At 7:28 AM, January 23, 2009, Blogger Sisiggy said...

I think, as parents, we tend to get hung up on those little milestones, especially when they're babies. You get into a habit of "wishing their babyhood away" over something that the odds are, can't be changed or won't make a difference. (Of course, I say this with hindsight being 20/20...)

I really like that wall color. It's the type of wall color that, having seen it on your blog, I decide to use it and then it ends up looking like Pepto Bismol on my wall.

 
At 9:28 AM, January 23, 2009, Blogger Gwynne said...

Sisiggy...we definitely don't want to push growing up. If possible, we would keep the babyhood forever. :-) And you're right, we can probably expect that he will sit up eventually...at least until he hits the teen years and again starts spending most of his time in the prone position. ;-)

The wall color was hard to achieve...it's a good thing my husband is a professional painter and didn't mind changing it a few times until I got it to my liking...I call it Terra Cotta. Along the way, I tried painting the hallway next to it a form of lavender...the result made me sick to my stomach and I needed Pepto Bismol.

 
At 4:41 PM, January 23, 2009, Blogger Lynellen said...

I wonder if twitter would help you any... would 140 character updates of one sentence help you communicate and also not feel guilty?

 
At 7:10 PM, January 23, 2009, Blogger Gwynne said...

For whatever reason, I have not embraced Twitter, or Facebook. At all. Maybe if I could update from my phone, that would make Twitter more interesting, but I've no interest in paying yet more money for my cell phone service.

 
At 7:53 PM, January 23, 2009, Blogger beth said...
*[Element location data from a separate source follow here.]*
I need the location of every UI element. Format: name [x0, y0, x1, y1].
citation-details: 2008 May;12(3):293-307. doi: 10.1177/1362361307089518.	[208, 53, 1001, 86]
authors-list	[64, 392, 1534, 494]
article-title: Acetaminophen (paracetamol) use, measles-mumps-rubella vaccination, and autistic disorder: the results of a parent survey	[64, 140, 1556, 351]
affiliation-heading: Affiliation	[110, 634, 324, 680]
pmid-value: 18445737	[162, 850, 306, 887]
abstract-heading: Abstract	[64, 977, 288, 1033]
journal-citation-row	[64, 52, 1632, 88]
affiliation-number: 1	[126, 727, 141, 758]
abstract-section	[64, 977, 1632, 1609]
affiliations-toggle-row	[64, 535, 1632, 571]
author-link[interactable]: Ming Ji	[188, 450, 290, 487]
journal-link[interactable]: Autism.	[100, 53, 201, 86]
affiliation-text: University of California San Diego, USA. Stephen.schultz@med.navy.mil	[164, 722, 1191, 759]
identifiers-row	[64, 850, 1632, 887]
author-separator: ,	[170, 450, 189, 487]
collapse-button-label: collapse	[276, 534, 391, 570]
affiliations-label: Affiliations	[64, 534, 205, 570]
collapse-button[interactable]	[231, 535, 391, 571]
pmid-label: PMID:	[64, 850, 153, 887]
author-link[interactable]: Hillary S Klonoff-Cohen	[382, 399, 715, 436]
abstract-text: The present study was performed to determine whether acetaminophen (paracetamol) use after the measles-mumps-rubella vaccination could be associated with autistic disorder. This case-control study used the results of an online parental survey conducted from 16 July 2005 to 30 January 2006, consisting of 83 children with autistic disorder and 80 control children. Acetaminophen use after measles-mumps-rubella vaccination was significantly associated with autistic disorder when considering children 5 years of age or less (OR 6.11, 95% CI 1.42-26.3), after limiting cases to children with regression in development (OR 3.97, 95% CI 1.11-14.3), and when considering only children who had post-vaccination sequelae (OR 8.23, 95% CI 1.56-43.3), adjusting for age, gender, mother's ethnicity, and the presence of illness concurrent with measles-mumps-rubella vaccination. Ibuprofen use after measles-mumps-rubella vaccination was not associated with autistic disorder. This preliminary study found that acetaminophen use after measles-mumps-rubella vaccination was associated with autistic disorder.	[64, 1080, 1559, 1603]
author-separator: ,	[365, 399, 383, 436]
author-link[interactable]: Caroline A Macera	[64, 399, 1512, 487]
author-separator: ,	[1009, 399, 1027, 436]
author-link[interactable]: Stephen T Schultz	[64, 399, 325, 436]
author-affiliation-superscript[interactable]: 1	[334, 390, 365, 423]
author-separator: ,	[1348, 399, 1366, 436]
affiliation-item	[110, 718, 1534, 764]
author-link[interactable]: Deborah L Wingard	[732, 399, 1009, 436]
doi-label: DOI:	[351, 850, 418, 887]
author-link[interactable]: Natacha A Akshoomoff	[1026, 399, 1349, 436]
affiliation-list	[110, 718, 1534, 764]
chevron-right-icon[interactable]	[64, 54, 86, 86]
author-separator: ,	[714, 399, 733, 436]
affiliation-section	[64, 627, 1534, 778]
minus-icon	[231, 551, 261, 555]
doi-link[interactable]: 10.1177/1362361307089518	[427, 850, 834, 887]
He's HUGE. I think he ways more than my 1 year old. Of course, he's underweight so... :) I'm so glad he's doing well - and he'll do all those things in his own time...right til his teens, you're right. :)

I really like that wall color as well. I painted my main floor powder room eggplant and it's probably my favorite room in the house color-wise. I just can't get away with spending all day in there. :)

 
At 6:10 AM, January 24, 2009, Blogger Jen said...

Very cute kid there. Milestones are hard to pin down, especially in a preemie. Sounds like he's growing well enough - those things will come when he's ready.